Tyrion ponderou tudo o que sabia sobre Volantis, a mais antiga e mais orgulhosa das Nove Cidades Livres. Algo estava errado. Mesmo com meio nariz, ele podia sentir.
- Dizem que há cinco escravos para cada homem livre em Volantis. Por que a tríade iria ajudar uma rainha que acabou com o comércio de escravosr - Apontou para Illyrio. - Falando nisso, por que você faria? A escravidão pode ser proibida pelas leis de Pentos, mas você tem um dedo nesse comércio também, se não uma mão inteira. E ainda conspira para a rainha dragão, e não contra ela. Por quê? O que espera ganhar com a Rainha Daenerys?
- Voltamos a isso novamente? Você é um homenzinho persistente. - Illyrio deu uma gargalhada e bateu na barriga. - Como quiser. O Rei Pedinte jurou que eu seria seu mestre da moeda, e seria um senhor nobre também. Uma vez que ele tivesse sua coroa de ouro, eu poderia escolher meus castelos ... até mesmo Rochedo Casterly, se eu desejasse.

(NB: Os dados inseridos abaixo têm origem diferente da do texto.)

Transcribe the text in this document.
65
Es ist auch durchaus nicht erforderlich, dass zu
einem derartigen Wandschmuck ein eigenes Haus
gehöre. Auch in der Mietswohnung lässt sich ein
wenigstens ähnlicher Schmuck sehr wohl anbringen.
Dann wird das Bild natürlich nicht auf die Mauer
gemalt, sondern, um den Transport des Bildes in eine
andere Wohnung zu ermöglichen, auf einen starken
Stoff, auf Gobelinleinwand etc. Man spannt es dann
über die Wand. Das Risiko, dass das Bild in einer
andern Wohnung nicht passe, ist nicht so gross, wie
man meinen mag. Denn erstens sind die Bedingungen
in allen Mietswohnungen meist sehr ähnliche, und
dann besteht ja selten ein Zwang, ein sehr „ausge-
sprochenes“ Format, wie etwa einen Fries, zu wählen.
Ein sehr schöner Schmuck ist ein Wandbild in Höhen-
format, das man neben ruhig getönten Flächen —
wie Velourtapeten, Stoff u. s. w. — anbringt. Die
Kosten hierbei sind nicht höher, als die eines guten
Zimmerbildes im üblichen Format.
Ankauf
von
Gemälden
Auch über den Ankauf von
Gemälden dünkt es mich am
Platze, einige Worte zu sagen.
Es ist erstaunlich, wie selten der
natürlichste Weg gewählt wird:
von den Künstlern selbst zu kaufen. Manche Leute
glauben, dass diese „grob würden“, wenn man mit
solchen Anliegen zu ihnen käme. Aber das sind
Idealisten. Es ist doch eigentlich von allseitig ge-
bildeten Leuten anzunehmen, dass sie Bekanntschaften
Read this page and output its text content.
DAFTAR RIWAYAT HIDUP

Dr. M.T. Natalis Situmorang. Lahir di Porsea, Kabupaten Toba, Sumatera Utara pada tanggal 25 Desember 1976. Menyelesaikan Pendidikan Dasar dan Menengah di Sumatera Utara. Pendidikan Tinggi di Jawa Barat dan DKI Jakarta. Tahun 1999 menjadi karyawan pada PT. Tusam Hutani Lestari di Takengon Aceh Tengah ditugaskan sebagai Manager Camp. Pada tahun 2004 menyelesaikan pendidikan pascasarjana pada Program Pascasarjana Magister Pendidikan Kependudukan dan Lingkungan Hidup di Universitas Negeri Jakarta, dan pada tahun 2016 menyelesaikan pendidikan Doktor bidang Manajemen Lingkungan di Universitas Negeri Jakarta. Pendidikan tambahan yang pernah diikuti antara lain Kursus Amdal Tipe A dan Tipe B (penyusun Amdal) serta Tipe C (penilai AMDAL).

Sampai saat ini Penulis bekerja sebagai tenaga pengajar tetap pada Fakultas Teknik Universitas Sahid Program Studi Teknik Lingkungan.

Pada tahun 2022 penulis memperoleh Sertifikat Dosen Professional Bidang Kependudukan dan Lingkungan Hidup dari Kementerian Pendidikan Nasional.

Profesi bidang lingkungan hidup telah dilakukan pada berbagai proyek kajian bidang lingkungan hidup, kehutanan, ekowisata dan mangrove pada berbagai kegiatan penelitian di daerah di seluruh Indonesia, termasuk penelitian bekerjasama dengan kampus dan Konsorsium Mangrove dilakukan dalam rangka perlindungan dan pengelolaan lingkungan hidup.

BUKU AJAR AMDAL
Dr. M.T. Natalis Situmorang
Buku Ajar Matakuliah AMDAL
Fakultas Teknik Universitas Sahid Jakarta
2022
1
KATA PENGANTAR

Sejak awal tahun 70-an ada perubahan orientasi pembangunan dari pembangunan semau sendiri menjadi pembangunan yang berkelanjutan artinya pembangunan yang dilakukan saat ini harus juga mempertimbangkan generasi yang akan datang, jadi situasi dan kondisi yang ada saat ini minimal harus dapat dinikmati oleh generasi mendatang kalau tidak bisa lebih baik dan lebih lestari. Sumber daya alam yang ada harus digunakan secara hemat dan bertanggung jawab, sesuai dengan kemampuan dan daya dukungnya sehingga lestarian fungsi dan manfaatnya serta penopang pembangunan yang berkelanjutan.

Tyrion espirrou vinho pelo coto que havia sido seu nariz.
- Meu pai teria adorado ouvir isso.
- O senhor seu pai não teria motivo para preocupação. Por que eu iria querer uma rocha? Minha mansão é grande o suficiente para qualquer homem, e mais confortável do que seus frios castelos westerosis. Já mestre da moeda ... - O homem gordo descascou outro ovo. - Gosto muito de moedas. Existe som mais doce do que o tilintar de ouro com ouro?
O grito de uma irmã.
- E você tem certeza de que Daenerys vai cumprir as promessas do irmão?
- Pode ser que sim, pode ser que não - Illyrio mordeu metade do ovo. - Eu lhe disse, meu pequeno amigo, nem tudo o que um homem faz é por lucro. Acredite se quiser, mas mesmo velhos gordos tolos como eu têm amigos e dívidas de afeto para pagar.
Mentiroso, pensou Tyrion. Algo nesse empreendimento vale mais para você do que moedas ou castelos.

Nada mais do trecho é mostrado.